Nirvana1999 · 31/03/2013 23:48

Pain and misery with bad teeth... I think pain and misery witnessing a batshit crazy mother is worse.

Poor little thing crying herself to sleep. Never go to bed on an argument. I've had mine sobbing into their pillows before and regardless of what they've done I go in give them a hug tell them I love them and that's it forgotten. My youngest is 6, she's been eating away at her eggs constantly all day, I told her a few times to go easy etc but it's Easter, she's excited, she's never had so much chocolate in one go. Who cares.

NorksAreMessy · 31/03/2013 23:49

Oh dear...this is getting worse

LemonPeculiarJones · 31/03/2013 23:49

Looks like we'll see your daughter on the ever-continuing Stately Homes thread in about twenty years then, OP. Or less.
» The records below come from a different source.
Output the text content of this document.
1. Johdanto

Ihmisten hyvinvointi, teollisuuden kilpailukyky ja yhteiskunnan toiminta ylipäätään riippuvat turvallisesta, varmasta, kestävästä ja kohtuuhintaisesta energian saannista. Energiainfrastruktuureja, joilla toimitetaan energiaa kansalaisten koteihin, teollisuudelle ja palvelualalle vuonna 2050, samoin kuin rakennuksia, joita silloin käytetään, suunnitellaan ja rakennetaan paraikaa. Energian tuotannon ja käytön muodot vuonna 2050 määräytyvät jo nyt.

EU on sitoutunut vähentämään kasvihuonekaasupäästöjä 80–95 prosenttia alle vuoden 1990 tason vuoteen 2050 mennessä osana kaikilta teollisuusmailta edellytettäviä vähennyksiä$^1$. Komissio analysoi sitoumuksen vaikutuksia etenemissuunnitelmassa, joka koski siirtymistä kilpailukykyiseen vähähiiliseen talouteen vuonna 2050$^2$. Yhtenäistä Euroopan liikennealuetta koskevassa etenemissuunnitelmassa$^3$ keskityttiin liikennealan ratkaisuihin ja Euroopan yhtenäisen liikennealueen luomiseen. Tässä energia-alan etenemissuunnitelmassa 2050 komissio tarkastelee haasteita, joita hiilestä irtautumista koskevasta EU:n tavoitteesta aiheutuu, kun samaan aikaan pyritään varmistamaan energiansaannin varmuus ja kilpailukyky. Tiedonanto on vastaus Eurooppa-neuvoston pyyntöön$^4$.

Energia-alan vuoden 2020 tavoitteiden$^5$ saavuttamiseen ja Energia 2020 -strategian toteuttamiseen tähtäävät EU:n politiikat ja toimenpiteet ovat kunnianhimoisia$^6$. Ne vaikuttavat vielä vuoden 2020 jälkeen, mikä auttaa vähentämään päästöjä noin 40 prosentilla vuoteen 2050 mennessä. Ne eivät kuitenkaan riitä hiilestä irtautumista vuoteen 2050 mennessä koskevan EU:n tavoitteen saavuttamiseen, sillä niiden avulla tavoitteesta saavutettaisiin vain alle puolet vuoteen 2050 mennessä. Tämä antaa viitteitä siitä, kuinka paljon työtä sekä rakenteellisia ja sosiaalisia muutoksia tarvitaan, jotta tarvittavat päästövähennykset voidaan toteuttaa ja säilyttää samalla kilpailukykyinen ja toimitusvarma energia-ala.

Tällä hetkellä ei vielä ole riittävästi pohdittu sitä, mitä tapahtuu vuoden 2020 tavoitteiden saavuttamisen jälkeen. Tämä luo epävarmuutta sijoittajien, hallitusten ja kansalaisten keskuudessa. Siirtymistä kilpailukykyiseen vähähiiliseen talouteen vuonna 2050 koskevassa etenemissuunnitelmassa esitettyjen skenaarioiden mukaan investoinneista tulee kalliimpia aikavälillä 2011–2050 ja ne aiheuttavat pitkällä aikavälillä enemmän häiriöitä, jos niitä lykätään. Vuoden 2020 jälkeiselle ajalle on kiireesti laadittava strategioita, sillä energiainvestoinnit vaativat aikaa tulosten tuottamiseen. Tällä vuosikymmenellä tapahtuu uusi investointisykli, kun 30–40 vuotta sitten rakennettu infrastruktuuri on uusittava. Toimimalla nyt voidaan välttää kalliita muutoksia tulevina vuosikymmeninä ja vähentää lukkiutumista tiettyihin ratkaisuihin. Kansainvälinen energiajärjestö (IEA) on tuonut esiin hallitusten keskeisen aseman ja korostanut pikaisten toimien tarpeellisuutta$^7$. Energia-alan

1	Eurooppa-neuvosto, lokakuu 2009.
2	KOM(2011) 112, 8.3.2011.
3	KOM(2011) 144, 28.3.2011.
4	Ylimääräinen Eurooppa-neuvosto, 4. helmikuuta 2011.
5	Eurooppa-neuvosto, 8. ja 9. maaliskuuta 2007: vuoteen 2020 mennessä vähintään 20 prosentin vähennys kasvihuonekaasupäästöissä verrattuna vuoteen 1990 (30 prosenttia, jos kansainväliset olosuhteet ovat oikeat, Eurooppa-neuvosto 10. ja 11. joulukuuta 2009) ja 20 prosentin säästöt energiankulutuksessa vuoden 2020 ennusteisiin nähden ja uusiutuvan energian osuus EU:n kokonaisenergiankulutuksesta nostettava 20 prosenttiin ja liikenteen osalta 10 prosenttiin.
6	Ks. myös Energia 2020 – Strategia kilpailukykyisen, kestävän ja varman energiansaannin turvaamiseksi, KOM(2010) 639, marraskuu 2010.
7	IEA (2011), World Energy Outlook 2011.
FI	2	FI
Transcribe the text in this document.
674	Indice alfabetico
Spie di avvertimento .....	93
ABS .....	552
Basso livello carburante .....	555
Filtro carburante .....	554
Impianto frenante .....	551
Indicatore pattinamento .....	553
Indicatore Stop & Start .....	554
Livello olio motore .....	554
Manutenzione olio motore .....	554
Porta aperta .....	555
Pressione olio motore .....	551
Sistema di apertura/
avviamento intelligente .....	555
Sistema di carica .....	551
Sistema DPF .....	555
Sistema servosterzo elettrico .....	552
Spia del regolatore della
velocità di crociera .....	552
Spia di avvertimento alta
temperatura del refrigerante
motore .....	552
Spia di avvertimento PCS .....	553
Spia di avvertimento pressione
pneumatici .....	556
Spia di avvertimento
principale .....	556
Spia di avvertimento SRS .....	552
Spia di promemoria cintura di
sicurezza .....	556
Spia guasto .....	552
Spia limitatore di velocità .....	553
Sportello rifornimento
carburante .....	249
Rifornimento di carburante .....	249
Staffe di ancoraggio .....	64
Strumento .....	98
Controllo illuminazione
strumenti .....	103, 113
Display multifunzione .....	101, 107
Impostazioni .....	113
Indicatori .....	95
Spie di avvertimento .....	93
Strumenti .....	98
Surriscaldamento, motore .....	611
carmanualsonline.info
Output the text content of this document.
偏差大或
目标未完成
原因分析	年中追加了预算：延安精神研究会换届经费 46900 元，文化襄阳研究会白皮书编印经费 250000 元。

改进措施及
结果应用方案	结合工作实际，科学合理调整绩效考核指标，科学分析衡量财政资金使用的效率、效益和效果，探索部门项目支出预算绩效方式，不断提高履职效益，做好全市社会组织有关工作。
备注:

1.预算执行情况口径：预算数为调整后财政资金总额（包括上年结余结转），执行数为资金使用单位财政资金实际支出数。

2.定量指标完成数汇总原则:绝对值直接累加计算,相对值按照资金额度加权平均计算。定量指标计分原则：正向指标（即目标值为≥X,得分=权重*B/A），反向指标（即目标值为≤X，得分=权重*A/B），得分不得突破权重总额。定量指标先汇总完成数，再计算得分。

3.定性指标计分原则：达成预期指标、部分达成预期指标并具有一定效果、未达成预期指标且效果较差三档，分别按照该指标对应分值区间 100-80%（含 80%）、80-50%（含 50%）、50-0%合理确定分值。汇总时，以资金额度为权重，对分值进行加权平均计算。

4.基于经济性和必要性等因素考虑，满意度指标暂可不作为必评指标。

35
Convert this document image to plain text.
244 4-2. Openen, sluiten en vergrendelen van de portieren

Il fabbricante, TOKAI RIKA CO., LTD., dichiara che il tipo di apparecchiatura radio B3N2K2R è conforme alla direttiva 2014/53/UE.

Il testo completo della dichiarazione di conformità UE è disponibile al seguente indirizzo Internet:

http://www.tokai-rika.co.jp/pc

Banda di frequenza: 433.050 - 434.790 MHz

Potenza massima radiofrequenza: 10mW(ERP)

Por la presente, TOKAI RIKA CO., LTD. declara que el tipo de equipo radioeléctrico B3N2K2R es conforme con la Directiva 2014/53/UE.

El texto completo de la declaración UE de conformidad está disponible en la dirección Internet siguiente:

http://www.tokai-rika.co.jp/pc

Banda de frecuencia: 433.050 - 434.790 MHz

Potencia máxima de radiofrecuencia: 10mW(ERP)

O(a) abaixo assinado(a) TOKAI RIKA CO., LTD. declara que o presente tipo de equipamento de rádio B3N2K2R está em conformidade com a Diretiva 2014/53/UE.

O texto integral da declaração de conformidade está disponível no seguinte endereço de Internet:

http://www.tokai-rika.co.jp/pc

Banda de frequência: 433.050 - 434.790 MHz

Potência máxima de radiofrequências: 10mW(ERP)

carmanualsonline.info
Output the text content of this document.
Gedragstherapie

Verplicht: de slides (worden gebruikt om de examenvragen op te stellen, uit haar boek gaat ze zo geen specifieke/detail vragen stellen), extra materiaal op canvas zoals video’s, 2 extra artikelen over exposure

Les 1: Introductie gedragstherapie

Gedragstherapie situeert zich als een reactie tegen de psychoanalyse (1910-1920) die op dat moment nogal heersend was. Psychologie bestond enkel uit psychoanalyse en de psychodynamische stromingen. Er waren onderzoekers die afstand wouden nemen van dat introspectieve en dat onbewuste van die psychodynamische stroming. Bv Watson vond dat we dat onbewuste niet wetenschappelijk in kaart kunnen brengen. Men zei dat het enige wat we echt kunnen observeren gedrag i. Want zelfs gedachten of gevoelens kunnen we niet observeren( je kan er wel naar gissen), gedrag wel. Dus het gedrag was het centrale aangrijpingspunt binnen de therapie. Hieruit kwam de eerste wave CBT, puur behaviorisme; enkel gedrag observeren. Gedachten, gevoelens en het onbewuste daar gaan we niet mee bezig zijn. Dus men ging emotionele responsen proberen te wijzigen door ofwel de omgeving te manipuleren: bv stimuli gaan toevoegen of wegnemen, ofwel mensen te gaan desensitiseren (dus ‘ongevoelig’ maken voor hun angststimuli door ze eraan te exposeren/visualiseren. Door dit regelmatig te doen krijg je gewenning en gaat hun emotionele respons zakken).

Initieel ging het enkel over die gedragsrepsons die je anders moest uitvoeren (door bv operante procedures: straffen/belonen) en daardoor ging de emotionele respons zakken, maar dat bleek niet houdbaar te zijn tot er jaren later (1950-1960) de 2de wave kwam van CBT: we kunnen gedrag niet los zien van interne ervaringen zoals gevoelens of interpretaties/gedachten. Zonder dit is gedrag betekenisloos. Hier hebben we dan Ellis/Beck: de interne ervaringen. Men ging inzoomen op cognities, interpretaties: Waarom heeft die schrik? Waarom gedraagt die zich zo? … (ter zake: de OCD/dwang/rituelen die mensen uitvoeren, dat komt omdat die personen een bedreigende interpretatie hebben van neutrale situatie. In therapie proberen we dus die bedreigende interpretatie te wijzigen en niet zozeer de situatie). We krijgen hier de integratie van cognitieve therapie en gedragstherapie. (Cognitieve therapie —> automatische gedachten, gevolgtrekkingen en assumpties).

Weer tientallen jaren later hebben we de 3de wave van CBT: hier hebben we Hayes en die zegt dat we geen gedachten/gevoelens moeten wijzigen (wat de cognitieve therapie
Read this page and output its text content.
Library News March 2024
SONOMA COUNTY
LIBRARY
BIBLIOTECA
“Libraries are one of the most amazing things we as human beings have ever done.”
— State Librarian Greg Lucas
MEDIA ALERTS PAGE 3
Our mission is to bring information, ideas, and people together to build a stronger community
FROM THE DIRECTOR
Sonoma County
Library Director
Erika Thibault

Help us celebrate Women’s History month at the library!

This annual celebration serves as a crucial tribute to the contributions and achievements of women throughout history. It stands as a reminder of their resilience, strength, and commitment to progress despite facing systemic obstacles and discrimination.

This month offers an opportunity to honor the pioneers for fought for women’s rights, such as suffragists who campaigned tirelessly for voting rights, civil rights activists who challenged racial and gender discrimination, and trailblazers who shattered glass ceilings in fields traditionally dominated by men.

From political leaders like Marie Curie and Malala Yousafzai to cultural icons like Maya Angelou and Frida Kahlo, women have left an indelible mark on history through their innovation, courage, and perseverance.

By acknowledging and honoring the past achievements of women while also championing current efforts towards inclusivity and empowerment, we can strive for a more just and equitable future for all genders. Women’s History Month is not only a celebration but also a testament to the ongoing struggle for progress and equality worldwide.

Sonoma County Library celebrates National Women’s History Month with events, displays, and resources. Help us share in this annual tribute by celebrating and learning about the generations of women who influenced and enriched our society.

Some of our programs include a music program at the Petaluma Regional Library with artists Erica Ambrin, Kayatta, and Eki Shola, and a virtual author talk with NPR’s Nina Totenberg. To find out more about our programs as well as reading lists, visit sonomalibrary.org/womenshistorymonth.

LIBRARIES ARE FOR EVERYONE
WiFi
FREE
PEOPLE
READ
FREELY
littlemisssarcastic · 31/03/2013 23:49

I'll take my chances with low self-esteem and bulimia.

So you really are more concerned right now about your children's teeth than you are about their self esteem.

Oh my good god!! I am wasting my 'breath' on this thread, and I am speechless tbh, which is quite unusual for me. Shock

I have nothing to add that I can say without getting incredibly angry at you OP. You can't see what you are doing, but by the time you do see it, it will be too late to fix it. You silly silly woman!!!